No es la destrucción de la clase burguesa ni la liberación de la vida cotidiana lo que, por más que lo creyeran, estaban celebrando los jóvenes occidentales en aquella supuesta gran orgía de los años sesenta. Es más bien el triunfo del capitalismo de consumo, o lo que es lo mismo, la destrucción de los valores morales que sustentaron el desarrollo de las sociedades industriales. Bell –y en esto la huella de Max Weber es indeleble- explica que, en el pasado, las claves de funcionamiento de la maquinaria social propia de las naciones industrializadas se apoyaba en unas bases espirituales enormemente sólidas: el esfuerzo, la recompensa diferida, la contención de los deseos, los principios del protestantismo, en suma… La promoción del Yo será la piedra angular desde la que se vendrá abajo tan poderoso entramado. Proclamada antaño por la tradición antagónica –por ejemplo en el Romanticismo- encuentra, no obstante, en la invención del sistema crediticio y después en la publicidad, es decir, en la dinámica interna de la economía capitalista, su verdadera condición de posibilidad.
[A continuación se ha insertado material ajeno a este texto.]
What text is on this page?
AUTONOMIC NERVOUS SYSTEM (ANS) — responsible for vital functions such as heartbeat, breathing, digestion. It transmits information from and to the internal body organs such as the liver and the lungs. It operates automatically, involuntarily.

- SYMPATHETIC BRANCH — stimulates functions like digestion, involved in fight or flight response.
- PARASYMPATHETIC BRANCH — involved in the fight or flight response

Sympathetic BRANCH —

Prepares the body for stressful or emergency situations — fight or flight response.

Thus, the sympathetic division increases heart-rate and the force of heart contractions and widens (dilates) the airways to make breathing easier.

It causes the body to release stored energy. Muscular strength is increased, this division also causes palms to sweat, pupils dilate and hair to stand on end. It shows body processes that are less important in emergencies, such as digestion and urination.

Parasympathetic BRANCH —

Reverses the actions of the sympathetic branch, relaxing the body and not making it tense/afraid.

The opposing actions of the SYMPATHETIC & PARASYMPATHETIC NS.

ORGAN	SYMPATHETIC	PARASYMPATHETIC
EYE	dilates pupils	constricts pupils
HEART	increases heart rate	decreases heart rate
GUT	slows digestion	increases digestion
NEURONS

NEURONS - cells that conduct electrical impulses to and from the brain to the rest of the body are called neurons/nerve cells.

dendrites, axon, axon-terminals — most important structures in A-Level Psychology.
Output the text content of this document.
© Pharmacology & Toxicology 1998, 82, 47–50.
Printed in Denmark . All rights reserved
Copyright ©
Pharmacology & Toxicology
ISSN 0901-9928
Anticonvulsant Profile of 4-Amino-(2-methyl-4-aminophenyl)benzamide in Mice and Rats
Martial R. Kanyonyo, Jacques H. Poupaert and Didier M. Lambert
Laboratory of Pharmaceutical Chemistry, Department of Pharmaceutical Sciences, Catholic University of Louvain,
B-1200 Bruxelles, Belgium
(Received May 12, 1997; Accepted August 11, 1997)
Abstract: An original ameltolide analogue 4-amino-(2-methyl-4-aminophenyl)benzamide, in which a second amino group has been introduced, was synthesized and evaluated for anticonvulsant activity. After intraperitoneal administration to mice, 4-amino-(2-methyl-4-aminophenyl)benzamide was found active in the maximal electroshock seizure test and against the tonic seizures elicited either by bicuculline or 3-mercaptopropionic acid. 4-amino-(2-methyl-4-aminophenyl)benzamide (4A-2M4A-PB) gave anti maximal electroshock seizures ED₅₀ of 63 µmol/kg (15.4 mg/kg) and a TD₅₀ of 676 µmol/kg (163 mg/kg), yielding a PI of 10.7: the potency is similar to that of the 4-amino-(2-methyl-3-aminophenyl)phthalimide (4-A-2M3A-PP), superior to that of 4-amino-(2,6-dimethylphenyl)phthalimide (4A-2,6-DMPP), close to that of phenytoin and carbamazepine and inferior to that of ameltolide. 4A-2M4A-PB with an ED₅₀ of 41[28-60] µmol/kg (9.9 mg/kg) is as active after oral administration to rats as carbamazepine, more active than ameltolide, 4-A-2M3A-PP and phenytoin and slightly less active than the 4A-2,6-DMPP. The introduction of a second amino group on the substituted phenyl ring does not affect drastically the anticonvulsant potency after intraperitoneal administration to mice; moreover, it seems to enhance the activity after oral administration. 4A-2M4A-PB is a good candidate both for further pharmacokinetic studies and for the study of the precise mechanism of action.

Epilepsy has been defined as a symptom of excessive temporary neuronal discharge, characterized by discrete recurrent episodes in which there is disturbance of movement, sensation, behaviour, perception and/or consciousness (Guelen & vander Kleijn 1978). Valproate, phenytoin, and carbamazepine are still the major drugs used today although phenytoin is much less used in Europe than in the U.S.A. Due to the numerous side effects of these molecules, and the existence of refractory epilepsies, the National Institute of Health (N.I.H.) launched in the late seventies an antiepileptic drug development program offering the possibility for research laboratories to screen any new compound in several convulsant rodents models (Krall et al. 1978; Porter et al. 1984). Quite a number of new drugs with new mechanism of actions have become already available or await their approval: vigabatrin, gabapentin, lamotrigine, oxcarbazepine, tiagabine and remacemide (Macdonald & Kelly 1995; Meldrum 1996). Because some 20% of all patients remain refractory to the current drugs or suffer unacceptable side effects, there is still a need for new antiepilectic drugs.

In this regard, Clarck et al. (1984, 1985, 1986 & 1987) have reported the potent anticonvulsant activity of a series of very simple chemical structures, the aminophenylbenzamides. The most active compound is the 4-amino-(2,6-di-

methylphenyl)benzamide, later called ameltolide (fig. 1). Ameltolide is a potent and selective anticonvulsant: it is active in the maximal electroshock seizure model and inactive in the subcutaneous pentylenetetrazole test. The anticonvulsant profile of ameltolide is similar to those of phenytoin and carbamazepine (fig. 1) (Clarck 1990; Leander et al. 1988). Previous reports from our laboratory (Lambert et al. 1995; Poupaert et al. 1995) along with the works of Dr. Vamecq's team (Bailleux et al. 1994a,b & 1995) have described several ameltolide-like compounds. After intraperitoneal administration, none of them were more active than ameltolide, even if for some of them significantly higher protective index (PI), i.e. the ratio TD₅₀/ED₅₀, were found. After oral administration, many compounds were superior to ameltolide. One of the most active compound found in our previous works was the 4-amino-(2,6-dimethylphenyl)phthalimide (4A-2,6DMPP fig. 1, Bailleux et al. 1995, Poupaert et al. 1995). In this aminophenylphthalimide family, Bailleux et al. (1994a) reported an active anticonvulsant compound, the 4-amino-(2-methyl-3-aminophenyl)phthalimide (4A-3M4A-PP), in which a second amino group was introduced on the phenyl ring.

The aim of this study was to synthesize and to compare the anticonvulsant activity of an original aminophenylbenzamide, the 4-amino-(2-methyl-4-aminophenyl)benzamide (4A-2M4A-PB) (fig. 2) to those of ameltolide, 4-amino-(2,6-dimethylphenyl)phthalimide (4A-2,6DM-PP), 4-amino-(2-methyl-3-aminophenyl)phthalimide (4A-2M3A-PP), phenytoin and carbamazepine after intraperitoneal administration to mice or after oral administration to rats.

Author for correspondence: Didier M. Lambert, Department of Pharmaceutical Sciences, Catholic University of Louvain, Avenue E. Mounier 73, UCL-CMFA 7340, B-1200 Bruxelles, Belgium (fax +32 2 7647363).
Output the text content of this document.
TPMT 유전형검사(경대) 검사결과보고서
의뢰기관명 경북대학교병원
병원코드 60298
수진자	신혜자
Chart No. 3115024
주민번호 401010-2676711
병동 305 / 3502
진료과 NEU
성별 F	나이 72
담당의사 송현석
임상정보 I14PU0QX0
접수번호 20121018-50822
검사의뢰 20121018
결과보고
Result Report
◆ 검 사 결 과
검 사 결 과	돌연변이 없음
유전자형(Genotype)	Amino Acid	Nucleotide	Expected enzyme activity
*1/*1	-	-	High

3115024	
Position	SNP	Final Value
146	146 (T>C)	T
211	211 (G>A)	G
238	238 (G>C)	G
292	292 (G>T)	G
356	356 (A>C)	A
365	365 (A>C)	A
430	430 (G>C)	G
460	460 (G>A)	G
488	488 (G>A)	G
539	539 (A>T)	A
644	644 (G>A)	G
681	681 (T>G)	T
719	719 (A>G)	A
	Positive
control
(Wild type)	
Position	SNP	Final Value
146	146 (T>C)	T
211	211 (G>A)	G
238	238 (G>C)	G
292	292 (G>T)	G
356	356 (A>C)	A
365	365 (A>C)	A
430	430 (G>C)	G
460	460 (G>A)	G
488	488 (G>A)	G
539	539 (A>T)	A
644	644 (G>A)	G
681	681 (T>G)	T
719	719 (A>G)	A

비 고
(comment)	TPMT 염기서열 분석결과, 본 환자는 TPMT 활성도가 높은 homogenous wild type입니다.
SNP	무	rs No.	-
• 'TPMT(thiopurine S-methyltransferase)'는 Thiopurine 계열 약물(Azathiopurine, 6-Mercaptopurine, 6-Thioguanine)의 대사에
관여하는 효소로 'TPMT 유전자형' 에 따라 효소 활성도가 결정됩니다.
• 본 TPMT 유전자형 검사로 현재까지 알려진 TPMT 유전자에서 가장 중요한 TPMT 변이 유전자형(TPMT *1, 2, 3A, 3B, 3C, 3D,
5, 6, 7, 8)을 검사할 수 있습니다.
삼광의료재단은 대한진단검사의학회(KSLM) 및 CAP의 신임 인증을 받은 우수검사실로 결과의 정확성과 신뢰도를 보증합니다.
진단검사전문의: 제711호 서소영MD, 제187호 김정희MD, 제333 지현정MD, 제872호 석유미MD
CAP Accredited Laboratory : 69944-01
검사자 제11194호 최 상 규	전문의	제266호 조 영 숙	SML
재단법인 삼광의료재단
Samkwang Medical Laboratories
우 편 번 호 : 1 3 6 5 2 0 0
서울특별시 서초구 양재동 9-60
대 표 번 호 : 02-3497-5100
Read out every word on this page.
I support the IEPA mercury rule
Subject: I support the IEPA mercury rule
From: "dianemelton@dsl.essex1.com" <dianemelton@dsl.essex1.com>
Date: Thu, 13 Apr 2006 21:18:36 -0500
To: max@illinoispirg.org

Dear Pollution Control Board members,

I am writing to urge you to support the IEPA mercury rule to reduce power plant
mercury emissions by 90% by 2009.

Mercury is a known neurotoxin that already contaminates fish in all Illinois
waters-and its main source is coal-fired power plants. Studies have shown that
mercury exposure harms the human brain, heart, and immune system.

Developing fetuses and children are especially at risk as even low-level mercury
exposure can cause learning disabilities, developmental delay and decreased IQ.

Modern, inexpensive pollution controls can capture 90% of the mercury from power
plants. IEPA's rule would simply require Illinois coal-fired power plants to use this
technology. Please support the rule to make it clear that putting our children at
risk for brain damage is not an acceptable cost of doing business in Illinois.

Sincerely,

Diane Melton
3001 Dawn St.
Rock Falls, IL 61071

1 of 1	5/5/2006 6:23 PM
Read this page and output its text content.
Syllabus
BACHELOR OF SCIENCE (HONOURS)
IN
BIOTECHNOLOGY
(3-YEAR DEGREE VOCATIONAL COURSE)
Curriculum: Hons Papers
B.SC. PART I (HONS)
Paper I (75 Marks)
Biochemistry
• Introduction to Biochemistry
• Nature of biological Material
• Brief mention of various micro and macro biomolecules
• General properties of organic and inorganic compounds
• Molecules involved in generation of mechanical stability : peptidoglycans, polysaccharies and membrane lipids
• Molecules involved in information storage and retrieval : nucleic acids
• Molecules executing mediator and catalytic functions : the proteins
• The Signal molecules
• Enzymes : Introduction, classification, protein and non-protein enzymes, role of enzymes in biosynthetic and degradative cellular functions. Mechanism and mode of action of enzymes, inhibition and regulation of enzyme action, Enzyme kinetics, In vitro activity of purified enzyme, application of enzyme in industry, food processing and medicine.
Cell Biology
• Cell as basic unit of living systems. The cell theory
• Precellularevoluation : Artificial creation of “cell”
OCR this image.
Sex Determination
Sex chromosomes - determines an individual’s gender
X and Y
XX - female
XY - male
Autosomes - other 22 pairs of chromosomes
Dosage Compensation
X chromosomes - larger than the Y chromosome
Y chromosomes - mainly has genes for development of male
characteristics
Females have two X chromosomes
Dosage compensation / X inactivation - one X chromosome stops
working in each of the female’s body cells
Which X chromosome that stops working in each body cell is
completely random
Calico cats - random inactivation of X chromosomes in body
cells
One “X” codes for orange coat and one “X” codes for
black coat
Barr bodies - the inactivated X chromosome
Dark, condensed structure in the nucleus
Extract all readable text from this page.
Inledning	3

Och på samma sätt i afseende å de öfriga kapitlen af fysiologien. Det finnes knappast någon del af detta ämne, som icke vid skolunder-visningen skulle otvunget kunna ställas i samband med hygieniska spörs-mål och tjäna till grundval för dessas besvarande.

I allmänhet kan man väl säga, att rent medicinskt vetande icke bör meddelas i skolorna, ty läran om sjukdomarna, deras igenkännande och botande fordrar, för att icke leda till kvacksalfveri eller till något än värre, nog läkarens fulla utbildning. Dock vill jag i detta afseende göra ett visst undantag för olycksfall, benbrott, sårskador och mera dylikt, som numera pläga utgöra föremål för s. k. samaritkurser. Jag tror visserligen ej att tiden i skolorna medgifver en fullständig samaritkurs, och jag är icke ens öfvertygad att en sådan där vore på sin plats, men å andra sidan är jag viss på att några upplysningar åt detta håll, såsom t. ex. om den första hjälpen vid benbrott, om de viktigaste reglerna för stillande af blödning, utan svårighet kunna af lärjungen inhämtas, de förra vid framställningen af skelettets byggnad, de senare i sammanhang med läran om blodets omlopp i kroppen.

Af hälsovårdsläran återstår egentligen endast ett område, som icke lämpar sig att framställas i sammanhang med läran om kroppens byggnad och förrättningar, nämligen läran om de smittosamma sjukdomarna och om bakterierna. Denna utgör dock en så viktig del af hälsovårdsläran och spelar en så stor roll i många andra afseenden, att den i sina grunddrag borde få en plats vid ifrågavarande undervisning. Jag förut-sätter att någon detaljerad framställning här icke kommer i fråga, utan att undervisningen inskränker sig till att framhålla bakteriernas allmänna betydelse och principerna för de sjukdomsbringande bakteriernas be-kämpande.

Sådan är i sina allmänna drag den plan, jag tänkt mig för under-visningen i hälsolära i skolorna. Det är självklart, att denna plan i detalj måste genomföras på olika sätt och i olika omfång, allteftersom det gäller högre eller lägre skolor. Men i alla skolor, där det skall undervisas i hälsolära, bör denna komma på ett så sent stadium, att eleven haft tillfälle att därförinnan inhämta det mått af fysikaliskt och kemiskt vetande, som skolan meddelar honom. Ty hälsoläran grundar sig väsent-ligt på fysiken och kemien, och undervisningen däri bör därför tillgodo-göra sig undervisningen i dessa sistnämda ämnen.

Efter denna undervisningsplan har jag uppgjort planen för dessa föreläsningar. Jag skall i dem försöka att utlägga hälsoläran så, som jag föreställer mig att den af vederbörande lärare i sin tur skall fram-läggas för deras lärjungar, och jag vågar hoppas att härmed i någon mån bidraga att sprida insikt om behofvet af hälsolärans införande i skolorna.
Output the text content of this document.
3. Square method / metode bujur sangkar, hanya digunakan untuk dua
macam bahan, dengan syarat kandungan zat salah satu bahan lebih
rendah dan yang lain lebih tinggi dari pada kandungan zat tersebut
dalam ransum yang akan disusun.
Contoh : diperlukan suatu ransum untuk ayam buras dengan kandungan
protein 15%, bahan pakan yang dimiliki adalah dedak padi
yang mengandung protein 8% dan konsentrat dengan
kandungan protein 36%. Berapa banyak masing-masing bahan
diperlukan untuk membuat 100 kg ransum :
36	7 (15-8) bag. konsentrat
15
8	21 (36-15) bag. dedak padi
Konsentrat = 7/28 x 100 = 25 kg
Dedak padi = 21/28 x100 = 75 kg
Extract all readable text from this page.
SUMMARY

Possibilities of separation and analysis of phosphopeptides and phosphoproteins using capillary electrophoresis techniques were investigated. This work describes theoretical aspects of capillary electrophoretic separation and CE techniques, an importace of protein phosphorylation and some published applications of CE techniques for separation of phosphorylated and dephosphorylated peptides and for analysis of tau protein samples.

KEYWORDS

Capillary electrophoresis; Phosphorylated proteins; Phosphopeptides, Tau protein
El hedonismo y la sustitución de la cultura del esfuerzo por la de la satisfacción de los deseos no son en suma un producto de los movimientos contraculturales de los años sesenta: es el capitalismo quien en realidad, por su propia inclinación a encontrar nuevos espacios de rentabilidad, el que ha propiciado su propia crisis.

He aquí, siempre según Bell, la gran contradicción del capitalismo actual: no dispone de un sólido mapa moral como el que tuvo en el pasado para sustentar espiritualmente a los sujetos en él implicados. En aquel texto tan brillante, la respuesta que Bell se atreve a vislumbrar ante tan inquietante diagnóstico resulta decepcionante a más no poder:

“¿Qué nos mantiene aferrados a la realidad, si nuestro sistema secular de significados resulta ser una ilusión? Me arriesgaré a dar una respuesta anticuada: el retorno de la sociedad occidental a alguna concepción de la religión”

Decepcionante, sí, pero lo importante ya estaba dicho. Leamos de nuevo a Daniel Bell, aunque sea con la excusa de su muerte, ya que la derecha hace tiempo que deriva por otros derroteros.